Tourists prepare for a glass bottom boat tour in Tobago.
Photo: Newsday.

In 2023, the indefatigable events-organiser, Jules Sobion, suggested that a ministry of festivals be created. Intrigued, I called him to find out what he had in mind.

He saw himself as a “new-age concierge”, creating packages like a festival of fetes, or a street foods festival—aspects that could be brought together and marketed so that there could be something for everyone in this all-year extravaganza.

Here is some of what I wrote about it then.

Annually, we have 14 public holidays, most of them affiliated to some sort of festivity, religious and otherwise. Divali, Eid, Christmas, Easter, Phagwa, Hosay, Emancipation, Indian Arrival, Spiritual Baptist Liberation, Independence and Labour are just some of the days we have transformed into seasons of celebration.

A patron enjoys the wares at the Tobago Blue Food Festival.
(Courtesy Globe Trotting In The Grio.)

Then there are others on the calendar like Tobago Jazz, Blue Food, Heritage Festival, We Beat Festival, the Santa Rosa Festival, and in the second week of October 2024, we marked the First People’s Celebration.

If you calculate that even if it is for a day (and it is more often for a season), the preparations for celebrations consume a significant amount of time and energy and focus.

It is enough to fill a whole year with continuous activity. But we always hear complaints about lack of financial support, no real training in the required skills—not just the artisan aspects, but the management and organisational tools to develop. Again, the steelband community has led the way here.

Caesar’s Army founder Jules Sobion.

I don’t want us to mistake the suggestion of structure and training as a way of dropping ourselves into the laps of the slick corporate types, who have overrun and massacred the whole concept of mas so that it has barely any survivors now.

I am talking about teaching people our history and the techniques and the latest ideas in the production of high quality events and creations that use sustainable home-grown materials and practices to bring everything together so that when you see it, you recognise it as something distinctly ours.

Outside of the characters and costumes of Carnival, if you think about what goes into the construction of a tadjah for Hosay, or a Ravan for Ramleela, and all the various skills needed to produce elaborate costumes, it is a shame that they disappear after the event.
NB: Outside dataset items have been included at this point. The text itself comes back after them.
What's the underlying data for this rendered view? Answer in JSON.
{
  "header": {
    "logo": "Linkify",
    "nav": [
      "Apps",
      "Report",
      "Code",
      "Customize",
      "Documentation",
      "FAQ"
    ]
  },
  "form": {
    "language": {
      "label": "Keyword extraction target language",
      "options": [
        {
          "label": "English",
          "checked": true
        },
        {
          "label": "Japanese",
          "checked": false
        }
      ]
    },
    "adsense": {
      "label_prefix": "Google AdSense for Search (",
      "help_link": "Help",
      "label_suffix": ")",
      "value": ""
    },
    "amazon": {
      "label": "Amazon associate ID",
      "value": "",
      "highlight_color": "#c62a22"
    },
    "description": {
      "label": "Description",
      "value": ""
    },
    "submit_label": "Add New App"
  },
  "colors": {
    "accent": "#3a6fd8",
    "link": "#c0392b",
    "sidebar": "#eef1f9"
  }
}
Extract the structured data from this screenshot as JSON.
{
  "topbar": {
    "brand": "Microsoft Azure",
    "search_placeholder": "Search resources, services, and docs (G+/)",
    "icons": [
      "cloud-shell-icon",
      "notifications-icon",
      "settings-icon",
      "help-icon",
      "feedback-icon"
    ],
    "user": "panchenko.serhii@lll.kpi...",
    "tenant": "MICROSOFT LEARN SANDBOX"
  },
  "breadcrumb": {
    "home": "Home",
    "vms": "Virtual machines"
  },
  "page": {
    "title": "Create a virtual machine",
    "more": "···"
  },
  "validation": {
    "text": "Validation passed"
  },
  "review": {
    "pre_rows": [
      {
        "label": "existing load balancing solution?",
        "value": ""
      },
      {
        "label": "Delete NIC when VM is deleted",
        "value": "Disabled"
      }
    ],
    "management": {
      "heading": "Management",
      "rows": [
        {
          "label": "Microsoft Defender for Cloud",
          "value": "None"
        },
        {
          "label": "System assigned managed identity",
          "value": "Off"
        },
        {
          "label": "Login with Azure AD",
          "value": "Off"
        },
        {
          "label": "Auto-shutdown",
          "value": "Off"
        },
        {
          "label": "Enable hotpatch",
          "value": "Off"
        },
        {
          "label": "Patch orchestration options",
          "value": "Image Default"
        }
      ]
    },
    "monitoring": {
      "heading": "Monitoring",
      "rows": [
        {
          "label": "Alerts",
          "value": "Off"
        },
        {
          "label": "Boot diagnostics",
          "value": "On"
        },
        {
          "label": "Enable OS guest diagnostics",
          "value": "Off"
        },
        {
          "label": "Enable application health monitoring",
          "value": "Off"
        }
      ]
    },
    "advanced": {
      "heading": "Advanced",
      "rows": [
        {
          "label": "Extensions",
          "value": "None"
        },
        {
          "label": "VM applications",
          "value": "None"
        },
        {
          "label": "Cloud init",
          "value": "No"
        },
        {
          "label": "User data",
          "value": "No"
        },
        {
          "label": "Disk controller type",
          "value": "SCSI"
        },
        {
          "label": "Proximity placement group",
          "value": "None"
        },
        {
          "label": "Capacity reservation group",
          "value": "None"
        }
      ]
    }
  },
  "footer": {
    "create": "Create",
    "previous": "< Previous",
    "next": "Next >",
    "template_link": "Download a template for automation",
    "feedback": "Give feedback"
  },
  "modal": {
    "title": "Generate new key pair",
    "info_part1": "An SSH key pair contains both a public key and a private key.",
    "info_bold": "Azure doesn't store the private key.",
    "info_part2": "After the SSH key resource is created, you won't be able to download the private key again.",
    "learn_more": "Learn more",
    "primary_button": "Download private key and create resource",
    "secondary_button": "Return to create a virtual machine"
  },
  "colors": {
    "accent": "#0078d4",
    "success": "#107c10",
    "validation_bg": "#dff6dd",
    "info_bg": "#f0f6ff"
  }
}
They could be displayed in museums.

Hosay celebrations in Trinidad.
(Copyright Stefan Falke.)

Imagine if Trinidad and Tobago could have festivals throughout the year that present combinations of these things.

I was listening to an introspective and engaging interview with Wendell Manwarren on YouTube, which was so insightful and rooted that it ought to be heard by anyone trying to engage the carnival arts.

It is my gut feeling that should there be a way to make it happen. Manwarren should lead the movement into this development of our festivals and arts.

I certainly believe that he has the kind of respect for all the forms that have existed from the different realms, to include them—not in the all-inclusive way that has become vulgarly exclusionary. But as beings with equal rights to be seen and heard and celebrated.

Wendell Manwarren is a lead singer of popular rapso group, 3Canal.

Knowing that the world of creative minds is full of characters with diva-sized egos, there will obviously be clashes in such an organisation. But I think that if there is a leader with a record of managing the institution that 3Canal has been, then there will be enough respect to keep it together and to build something meaningful.

It will need state-funding, or a combination of private and public sector support—but it needs to have independence and respect for our history at its core.

Is there any good reason why we shouldn’t consider this approach?